The `errorStackTrace` can be incomplete when errors originate from subprocesses. Fetch `stdout` and `stderr` for the specific test case to find the real error:
```python
for suite in data.get('suites', []):
    for case in suite.get('cases', []):
        if case.get('status') in ('FAILED', 'REGRESSION'):
            name = f'{case["className"]}.{case["name"]}'
            if '<search_term>' in name:
                print(f'=== {name} ===')
                print('--- Error ---')
                print(case.get('errorDetails', ''))
                print('--- Stack Trace ---')
                print(case.get('errorStackTrace', ''))
                print('--- Stdout (last 3000 chars) ---')
                print((case.get('stdout') or '')[-3000:])
                print('--- Stderr (last 3000 chars) ---')
                print((case.get('stderr') or '')[-3000:])
                break
```

## Available Fields per Failed Test Case (Jenkins testReport API)

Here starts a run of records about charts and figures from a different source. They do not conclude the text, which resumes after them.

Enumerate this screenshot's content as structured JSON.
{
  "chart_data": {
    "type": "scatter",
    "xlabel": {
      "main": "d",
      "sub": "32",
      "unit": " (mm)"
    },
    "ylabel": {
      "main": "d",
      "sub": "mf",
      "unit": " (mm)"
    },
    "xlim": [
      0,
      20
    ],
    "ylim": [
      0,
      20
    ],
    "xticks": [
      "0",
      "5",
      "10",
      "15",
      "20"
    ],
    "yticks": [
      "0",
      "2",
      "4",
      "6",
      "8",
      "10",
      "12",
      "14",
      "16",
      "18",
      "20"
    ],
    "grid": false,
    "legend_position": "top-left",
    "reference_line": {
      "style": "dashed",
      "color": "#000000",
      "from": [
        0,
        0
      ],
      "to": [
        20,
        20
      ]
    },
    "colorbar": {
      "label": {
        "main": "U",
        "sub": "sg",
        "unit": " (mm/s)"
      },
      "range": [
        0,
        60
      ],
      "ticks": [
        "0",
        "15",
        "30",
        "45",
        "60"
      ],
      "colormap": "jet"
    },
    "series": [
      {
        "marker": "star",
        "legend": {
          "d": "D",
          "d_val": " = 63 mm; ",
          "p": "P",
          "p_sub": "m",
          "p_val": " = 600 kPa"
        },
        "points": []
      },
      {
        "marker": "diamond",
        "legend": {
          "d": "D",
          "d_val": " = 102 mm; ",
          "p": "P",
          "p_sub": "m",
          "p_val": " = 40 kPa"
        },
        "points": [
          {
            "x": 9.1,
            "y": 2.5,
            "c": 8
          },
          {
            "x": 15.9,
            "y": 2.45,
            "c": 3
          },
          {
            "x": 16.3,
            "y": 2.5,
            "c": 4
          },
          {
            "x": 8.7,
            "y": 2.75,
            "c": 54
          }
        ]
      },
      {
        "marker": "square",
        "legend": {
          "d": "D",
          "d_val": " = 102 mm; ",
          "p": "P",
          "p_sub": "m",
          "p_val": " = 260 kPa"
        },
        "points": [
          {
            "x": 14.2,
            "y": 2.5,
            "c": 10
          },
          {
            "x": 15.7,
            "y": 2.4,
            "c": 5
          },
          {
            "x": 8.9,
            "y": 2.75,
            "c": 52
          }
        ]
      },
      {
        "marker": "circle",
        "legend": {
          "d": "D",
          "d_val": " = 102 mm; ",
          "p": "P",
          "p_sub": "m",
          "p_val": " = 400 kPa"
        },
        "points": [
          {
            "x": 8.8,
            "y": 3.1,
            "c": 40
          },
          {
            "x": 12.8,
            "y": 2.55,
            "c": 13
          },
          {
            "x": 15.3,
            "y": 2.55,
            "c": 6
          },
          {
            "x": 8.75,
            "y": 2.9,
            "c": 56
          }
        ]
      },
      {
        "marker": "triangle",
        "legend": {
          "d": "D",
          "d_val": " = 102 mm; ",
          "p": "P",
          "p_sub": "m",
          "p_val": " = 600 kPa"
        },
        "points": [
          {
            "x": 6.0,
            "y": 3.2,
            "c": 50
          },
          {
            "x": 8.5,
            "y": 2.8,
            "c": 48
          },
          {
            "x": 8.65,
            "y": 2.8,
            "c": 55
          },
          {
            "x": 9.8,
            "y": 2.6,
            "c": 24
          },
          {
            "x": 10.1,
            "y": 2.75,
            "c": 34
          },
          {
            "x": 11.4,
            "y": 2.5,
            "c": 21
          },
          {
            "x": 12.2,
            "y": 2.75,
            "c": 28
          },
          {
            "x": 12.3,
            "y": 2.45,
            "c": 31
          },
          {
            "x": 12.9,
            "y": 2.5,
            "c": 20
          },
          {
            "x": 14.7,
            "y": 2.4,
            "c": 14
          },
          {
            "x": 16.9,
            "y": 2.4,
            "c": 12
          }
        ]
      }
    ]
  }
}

- `className`, `name`: test identifier
- `status`: `FAILED` or `REGRESSION`
- `errorDetails`: error message
- `errorStackTrace`: full stack trace (may be incomplete for subprocess errors)
- `stdout`, `stderr`: full test output (can be large, check these when stack trace is insufficient)

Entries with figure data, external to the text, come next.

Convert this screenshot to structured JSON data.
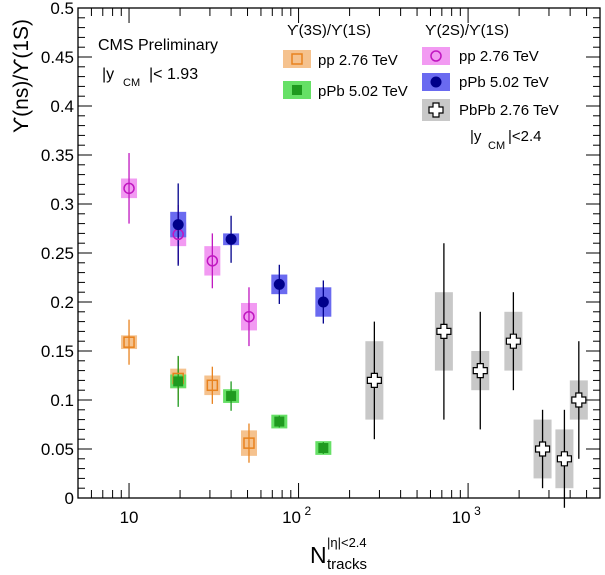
{
  "chart_data": {
    "type": "scatter",
    "title": "",
    "xscale": "log",
    "xlim": [
      5,
      6000
    ],
    "ylim": [
      0,
      0.5
    ],
    "xlabel": {
      "main": "N",
      "sup": "|η|<2.4",
      "sub": "tracks"
    },
    "ylabel": "ϒ(ns)/ϒ(1S)",
    "xticks": [
      {
        "value": 10,
        "base": "10",
        "exp": ""
      },
      {
        "value": 100,
        "base": "10",
        "exp": "2"
      },
      {
        "value": 1000,
        "base": "10",
        "exp": "3"
      }
    ],
    "yticks": [
      {
        "value": 0,
        "label": "0"
      },
      {
        "value": 0.05,
        "label": "0.05"
      },
      {
        "value": 0.1,
        "label": "0.1"
      },
      {
        "value": 0.15,
        "label": "0.15"
      },
      {
        "value": 0.2,
        "label": "0.2"
      },
      {
        "value": 0.25,
        "label": "0.25"
      },
      {
        "value": 0.3,
        "label": "0.3"
      },
      {
        "value": 0.35,
        "label": "0.35"
      },
      {
        "value": 0.4,
        "label": "0.4"
      },
      {
        "value": 0.45,
        "label": "0.45"
      },
      {
        "value": 0.5,
        "label": "0.5"
      }
    ],
    "annotations": {
      "experiment": "CMS Preliminary",
      "rapidity_left": {
        "pre": "|y",
        "sub": "CM",
        "post": "|< 1.93"
      },
      "rapidity_right": {
        "pre": "|y",
        "sub": "CM",
        "post": "|<2.4"
      }
    },
    "legend_groups": [
      {
        "title": "ϒ(3S)/ϒ(1S)",
        "entries": [
          "pp 2.76 TeV",
          "pPb 5.02 TeV"
        ]
      },
      {
        "title": "ϒ(2S)/ϒ(1S)",
        "entries": [
          "pp 2.76 TeV",
          "pPb 5.02 TeV",
          "PbPb 2.76 TeV"
        ]
      }
    ],
    "series": [
      {
        "name": "pp 2.76 TeV",
        "group": "ϒ(3S)/ϒ(1S)",
        "marker": "open-square",
        "color": "#e8821e",
        "box_color": "#f5c28e",
        "points": [
          {
            "x": 10,
            "y": 0.159,
            "err": 0.023,
            "sys": 0.007
          },
          {
            "x": 19.5,
            "y": 0.122,
            "err": 0.022,
            "sys": 0.01
          },
          {
            "x": 31,
            "y": 0.115,
            "err": 0.019,
            "sys": 0.01
          },
          {
            "x": 51,
            "y": 0.056,
            "err": 0.02,
            "sys": 0.013
          }
        ]
      },
      {
        "name": "pPb 5.02 TeV",
        "group": "ϒ(3S)/ϒ(1S)",
        "marker": "filled-square",
        "color": "#1f9a1f",
        "box_color": "#66e066",
        "points": [
          {
            "x": 19.5,
            "y": 0.119,
            "err": 0.026,
            "sys": 0.007
          },
          {
            "x": 40,
            "y": 0.104,
            "err": 0.015,
            "sys": 0.007
          },
          {
            "x": 77,
            "y": 0.078,
            "err": 0.006,
            "sys": 0.007
          },
          {
            "x": 140,
            "y": 0.051,
            "err": 0.006,
            "sys": 0.007
          }
        ]
      },
      {
        "name": "pp 2.76 TeV",
        "group": "ϒ(2S)/ϒ(1S)",
        "marker": "open-circle",
        "color": "#c016c0",
        "box_color": "#f29af2",
        "points": [
          {
            "x": 10,
            "y": 0.316,
            "err": 0.036,
            "sys": 0.01
          },
          {
            "x": 19.5,
            "y": 0.269,
            "err": 0.03,
            "sys": 0.012
          },
          {
            "x": 31,
            "y": 0.242,
            "err": 0.028,
            "sys": 0.015
          },
          {
            "x": 51,
            "y": 0.185,
            "err": 0.03,
            "sys": 0.014
          }
        ]
      },
      {
        "name": "pPb 5.02 TeV",
        "group": "ϒ(2S)/ϒ(1S)",
        "marker": "filled-circle",
        "color": "#00008b",
        "box_color": "#6a6af0",
        "points": [
          {
            "x": 19.5,
            "y": 0.279,
            "err": 0.042,
            "sys": 0.013
          },
          {
            "x": 40,
            "y": 0.264,
            "err": 0.024,
            "sys": 0.006
          },
          {
            "x": 77,
            "y": 0.218,
            "err": 0.02,
            "sys": 0.01
          },
          {
            "x": 140,
            "y": 0.2,
            "err": 0.022,
            "sys": 0.015
          }
        ]
      },
      {
        "name": "PbPb 2.76 TeV",
        "group": "ϒ(2S)/ϒ(1S)",
        "marker": "open-cross",
        "color": "#000000",
        "box_color": "#c8c8c8",
        "points": [
          {
            "x": 280,
            "y": 0.12,
            "err": 0.06,
            "sys": 0.04
          },
          {
            "x": 720,
            "y": 0.17,
            "err": 0.09,
            "sys": 0.04
          },
          {
            "x": 1180,
            "y": 0.13,
            "err": 0.06,
            "sys": 0.02
          },
          {
            "x": 1850,
            "y": 0.16,
            "err": 0.05,
            "sys": 0.03
          },
          {
            "x": 2750,
            "y": 0.05,
            "err": 0.04,
            "sys": 0.03
          },
          {
            "x": 3700,
            "y": 0.04,
            "err": 0.05,
            "sys": 0.03
          },
          {
            "x": 4500,
            "y": 0.1,
            "err": 0.06,
            "sys": 0.02
          }
        ]
      }
    ]
  }
}
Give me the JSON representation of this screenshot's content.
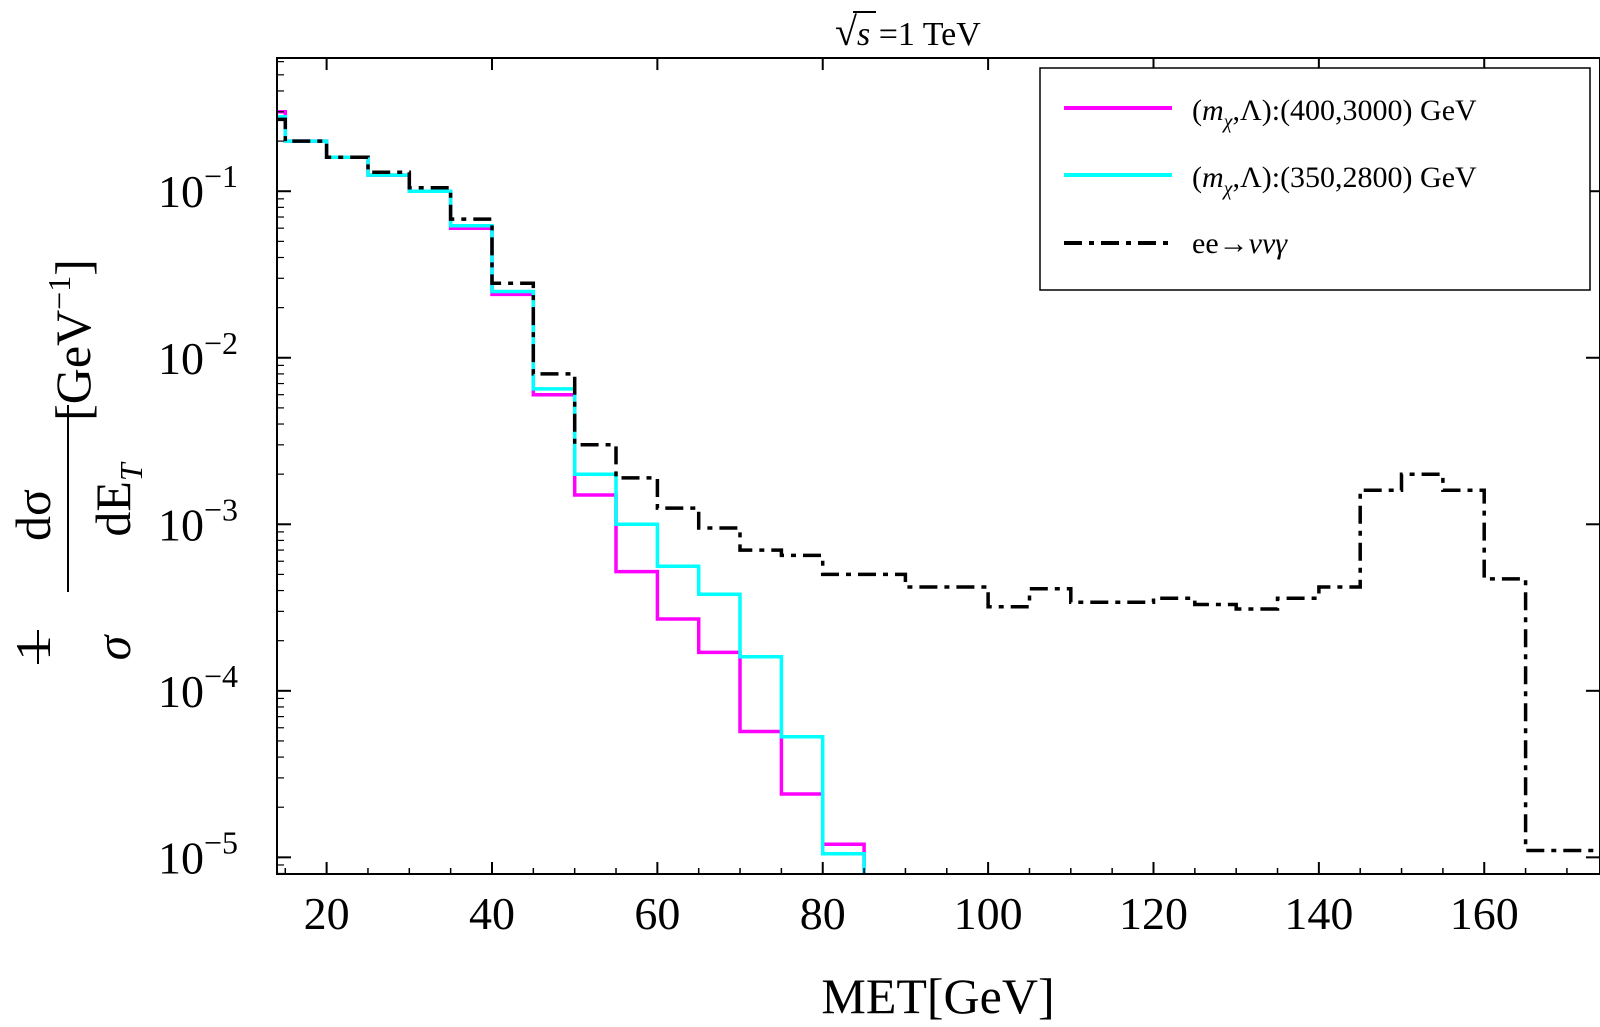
{
  "chart_data": {
    "type": "line",
    "step": true,
    "title": "√s =1 TeV",
    "title_radical": "√",
    "title_var": "s",
    "title_rest": " =1 TeV",
    "xlabel": "MET[GeV]",
    "ylabel": {
      "one": "1",
      "sigma": "σ",
      "dsigma": "dσ",
      "dE": "dE",
      "sub": "T",
      "unit_open": "[GeV",
      "unit_exp": "−1",
      "unit_close": "]"
    },
    "xlim": [
      14,
      174
    ],
    "ylim_log10": [
      -5.1,
      -0.2
    ],
    "x_ticks": [
      {
        "value": 20,
        "label": "20"
      },
      {
        "value": 40,
        "label": "40"
      },
      {
        "value": 60,
        "label": "60"
      },
      {
        "value": 80,
        "label": "80"
      },
      {
        "value": 100,
        "label": "100"
      },
      {
        "value": 120,
        "label": "120"
      },
      {
        "value": 140,
        "label": "140"
      },
      {
        "value": 160,
        "label": "160"
      }
    ],
    "y_ticks": [
      {
        "exp": -1,
        "base": "10",
        "sup": "−1"
      },
      {
        "exp": -2,
        "base": "10",
        "sup": "−2"
      },
      {
        "exp": -3,
        "base": "10",
        "sup": "−3"
      },
      {
        "exp": -4,
        "base": "10",
        "sup": "−4"
      },
      {
        "exp": -5,
        "base": "10",
        "sup": "−5"
      }
    ],
    "legend_position": "top-right",
    "series": [
      {
        "name": "(mχ,Λ):(400,3000) GeV",
        "legend_parts": {
          "open": "(",
          "m": "m",
          "sub": "χ",
          "rest": ",Λ):(400,3000) GeV"
        },
        "color": "#ff00ff",
        "dash": "solid",
        "edges": [
          14,
          15,
          20,
          25,
          30,
          35,
          40,
          45,
          50,
          55,
          60,
          65,
          70,
          75,
          80,
          85
        ],
        "values": [
          0.3,
          0.2,
          0.16,
          0.125,
          0.1,
          0.06,
          0.024,
          0.006,
          0.0015,
          0.00052,
          0.00027,
          0.00017,
          5.7e-05,
          2.4e-05,
          1.2e-05
        ]
      },
      {
        "name": "(mχ,Λ):(350,2800) GeV",
        "legend_parts": {
          "open": "(",
          "m": "m",
          "sub": "χ",
          "rest": ",Λ):(350,2800) GeV"
        },
        "color": "#00ffff",
        "dash": "solid",
        "edges": [
          14,
          15,
          20,
          25,
          30,
          35,
          40,
          45,
          50,
          55,
          60,
          65,
          70,
          75,
          80,
          85
        ],
        "values": [
          0.28,
          0.2,
          0.16,
          0.125,
          0.1,
          0.062,
          0.025,
          0.0065,
          0.002,
          0.001,
          0.00056,
          0.00038,
          0.00016,
          5.3e-05,
          1.05e-05
        ]
      },
      {
        "name": "ee→ννγ",
        "legend_parts": {
          "open": "ee→",
          "m": "ννγ",
          "sub": "",
          "rest": ""
        },
        "color": "#000000",
        "dash": "dashdot",
        "edges": [
          14,
          15,
          20,
          25,
          30,
          35,
          40,
          45,
          50,
          55,
          60,
          65,
          70,
          75,
          80,
          85,
          90,
          95,
          100,
          105,
          110,
          115,
          120,
          125,
          130,
          135,
          140,
          145,
          150,
          155,
          160,
          165,
          174
        ],
        "values": [
          0.27,
          0.2,
          0.16,
          0.13,
          0.105,
          0.068,
          0.028,
          0.008,
          0.003,
          0.0019,
          0.00125,
          0.00095,
          0.0007,
          0.00065,
          0.0005,
          0.0005,
          0.00042,
          0.00042,
          0.00032,
          0.00041,
          0.00034,
          0.00034,
          0.00036,
          0.00033,
          0.00031,
          0.00036,
          0.00042,
          0.0016,
          0.002,
          0.0016,
          0.00047,
          1.1e-05
        ]
      }
    ]
  }
}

## Common Failure Patterns

| Pattern | Diagnosis | Action |
|---------|-----------|--------|
| `No test code was executed` + Slurm errors | Infrastructure: Slurm node resource exhaustion | Re-trigger CI |
| `ABORTED` stage + `Downstream job did not succeed` | Cascading failure from fail-fast policy | Fix root cause stage, re-trigger |
| `newosproc` / `errno=11` / `fork/exec` | Kernel process table exhaustion on login node | Wait and re-trigger |
| `testReport: 0 failed` but `blossom-ci: N failed` | Stage-level failures, not test failures | Check Phase 1.5/1.6 |
| `testReport: N failed` with real test names | Actual test code failures | Investigate test errors in Phase 3 |

## Anti-Patterns

- Do not guess Jenkins URLs; always use the known base `https://prod.blsm.nvidia.com/sw-tensorrt-top-1/job/LLM/job/main/job/L0_MergeRequest_PR`.
- Do not use `curl -s` for Jenkins API; it returns HTML login pages. Use Python `urllib` with SSL bypass.
- Do not jump to testReport (Phase 2) before checking pipeline stages (Phase 1.5) — many failures are infrastructure-only with zero test failures.
- Do not stop at `errorStackTrace` if it mentions generic wrapper failures like `Process exited with status 1`; check `stdout` and `stderr` for the real error.
- Do not fetch all test cases when looking for a specific failure; use the `<search_term>` filter in Phase 3.